Martin Debes über die Corona-Lockerungen in Thüringen.

Aus politischer Sicht schien es die vergangenen Tage fast so, als sei der Winter nach Thüringen zurückgekehrt. So wie im traurigen Monat Februar reisten die Teams der großen Fernsehsender gen Erfurt, um darüber zu berichten, was sich hier mal wieder an absonderlichen Dingen zutrug.

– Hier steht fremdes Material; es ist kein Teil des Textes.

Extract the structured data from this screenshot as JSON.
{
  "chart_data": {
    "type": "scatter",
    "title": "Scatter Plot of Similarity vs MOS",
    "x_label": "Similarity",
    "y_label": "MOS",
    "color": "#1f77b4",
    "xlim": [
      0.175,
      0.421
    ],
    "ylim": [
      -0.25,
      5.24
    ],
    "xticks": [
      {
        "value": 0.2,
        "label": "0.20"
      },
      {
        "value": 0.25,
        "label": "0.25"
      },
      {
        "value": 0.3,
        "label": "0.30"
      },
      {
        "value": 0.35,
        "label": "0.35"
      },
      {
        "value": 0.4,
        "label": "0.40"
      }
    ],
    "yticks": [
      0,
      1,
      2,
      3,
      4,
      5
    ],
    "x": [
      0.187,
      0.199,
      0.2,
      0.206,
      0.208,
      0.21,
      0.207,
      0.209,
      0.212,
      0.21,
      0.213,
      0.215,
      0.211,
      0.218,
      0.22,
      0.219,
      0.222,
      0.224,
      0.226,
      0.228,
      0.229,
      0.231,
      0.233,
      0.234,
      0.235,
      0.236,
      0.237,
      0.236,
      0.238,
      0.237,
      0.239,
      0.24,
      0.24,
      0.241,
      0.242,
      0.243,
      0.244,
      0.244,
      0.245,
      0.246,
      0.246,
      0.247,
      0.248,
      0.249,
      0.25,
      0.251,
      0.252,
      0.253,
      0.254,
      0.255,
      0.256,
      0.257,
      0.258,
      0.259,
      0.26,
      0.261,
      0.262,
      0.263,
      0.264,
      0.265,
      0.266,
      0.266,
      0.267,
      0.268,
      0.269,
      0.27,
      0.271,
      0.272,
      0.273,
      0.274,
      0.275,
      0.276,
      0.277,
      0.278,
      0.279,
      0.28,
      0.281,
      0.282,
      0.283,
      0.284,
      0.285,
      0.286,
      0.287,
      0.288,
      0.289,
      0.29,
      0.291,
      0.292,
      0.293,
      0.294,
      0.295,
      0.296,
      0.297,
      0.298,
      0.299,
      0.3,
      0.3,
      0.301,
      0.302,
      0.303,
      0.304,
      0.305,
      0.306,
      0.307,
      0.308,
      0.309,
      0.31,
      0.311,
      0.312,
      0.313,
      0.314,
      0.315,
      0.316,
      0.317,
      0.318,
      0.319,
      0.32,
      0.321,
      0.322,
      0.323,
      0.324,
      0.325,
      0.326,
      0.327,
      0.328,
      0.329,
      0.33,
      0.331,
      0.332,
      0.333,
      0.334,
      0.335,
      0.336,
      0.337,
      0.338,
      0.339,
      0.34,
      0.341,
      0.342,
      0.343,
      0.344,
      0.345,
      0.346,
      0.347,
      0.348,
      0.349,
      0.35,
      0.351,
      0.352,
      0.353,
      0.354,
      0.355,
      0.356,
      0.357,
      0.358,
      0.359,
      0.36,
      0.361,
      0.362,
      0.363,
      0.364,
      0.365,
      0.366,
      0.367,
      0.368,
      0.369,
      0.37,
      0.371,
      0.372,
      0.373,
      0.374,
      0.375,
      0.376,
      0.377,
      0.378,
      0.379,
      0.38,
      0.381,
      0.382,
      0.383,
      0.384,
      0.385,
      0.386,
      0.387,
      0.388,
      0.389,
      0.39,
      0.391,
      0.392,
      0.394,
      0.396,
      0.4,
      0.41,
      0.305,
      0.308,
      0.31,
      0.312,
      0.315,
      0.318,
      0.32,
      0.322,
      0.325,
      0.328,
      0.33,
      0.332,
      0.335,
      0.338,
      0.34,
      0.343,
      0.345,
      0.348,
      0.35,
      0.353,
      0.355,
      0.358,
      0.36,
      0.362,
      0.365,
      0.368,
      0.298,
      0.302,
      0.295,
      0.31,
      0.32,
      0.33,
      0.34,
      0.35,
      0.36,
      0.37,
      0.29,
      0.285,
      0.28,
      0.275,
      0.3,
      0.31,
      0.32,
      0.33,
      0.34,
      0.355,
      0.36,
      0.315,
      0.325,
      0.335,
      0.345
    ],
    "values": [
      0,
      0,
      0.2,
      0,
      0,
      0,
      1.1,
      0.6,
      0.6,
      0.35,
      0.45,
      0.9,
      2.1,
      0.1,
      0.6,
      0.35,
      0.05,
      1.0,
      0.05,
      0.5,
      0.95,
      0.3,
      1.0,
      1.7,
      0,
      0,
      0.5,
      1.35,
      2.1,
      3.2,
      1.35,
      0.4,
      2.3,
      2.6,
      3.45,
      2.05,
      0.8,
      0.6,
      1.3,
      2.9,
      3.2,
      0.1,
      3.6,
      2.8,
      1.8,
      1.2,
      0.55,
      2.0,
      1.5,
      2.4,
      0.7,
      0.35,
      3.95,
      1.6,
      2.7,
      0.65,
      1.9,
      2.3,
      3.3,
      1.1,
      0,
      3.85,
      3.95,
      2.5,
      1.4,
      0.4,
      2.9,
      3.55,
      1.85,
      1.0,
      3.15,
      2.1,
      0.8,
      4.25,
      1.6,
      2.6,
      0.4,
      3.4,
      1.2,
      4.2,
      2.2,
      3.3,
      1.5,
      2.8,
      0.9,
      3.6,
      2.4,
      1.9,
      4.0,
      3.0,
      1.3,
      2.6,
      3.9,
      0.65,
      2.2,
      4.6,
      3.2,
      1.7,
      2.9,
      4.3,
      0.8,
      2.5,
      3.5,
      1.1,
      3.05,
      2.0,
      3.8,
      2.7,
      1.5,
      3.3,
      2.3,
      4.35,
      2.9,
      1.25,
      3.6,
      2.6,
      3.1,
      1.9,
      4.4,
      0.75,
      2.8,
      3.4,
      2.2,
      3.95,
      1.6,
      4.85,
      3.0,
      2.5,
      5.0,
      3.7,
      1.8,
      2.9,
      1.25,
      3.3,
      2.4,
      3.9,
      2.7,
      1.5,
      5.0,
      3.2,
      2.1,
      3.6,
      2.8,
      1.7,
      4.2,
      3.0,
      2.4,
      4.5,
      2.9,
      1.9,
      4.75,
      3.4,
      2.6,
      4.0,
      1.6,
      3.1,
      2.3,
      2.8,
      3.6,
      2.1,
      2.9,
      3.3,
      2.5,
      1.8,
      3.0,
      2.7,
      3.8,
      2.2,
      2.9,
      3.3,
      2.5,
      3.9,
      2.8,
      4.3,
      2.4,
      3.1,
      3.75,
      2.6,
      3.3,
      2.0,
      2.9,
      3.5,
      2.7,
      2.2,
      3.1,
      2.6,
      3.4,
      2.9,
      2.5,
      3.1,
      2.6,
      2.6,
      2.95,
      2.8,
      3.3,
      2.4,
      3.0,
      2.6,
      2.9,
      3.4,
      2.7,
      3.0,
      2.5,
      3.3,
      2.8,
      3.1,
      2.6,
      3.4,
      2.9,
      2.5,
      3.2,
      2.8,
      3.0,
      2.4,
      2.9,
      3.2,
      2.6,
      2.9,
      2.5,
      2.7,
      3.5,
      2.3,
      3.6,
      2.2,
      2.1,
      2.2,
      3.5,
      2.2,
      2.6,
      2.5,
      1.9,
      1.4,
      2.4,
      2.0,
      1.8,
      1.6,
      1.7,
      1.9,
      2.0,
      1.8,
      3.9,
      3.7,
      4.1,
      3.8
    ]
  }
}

Mit seiner Ankündigung, die Corona-Verbote auf der Ebene des Landes abschaffen zu wollen, um sie bei lokalen Ausbrüchen wieder in den Kreisen und Kommunen einzuführen, hatte Bodo Ramelow freihändig die nächste nationale Pandemie-Großdebatte ausgelöst. Ausgerechnet der linke, bisher so zaudernd erscheinende Ministerpräsident wolle alle Vorsicht fahren lassen, hieß es allüberall.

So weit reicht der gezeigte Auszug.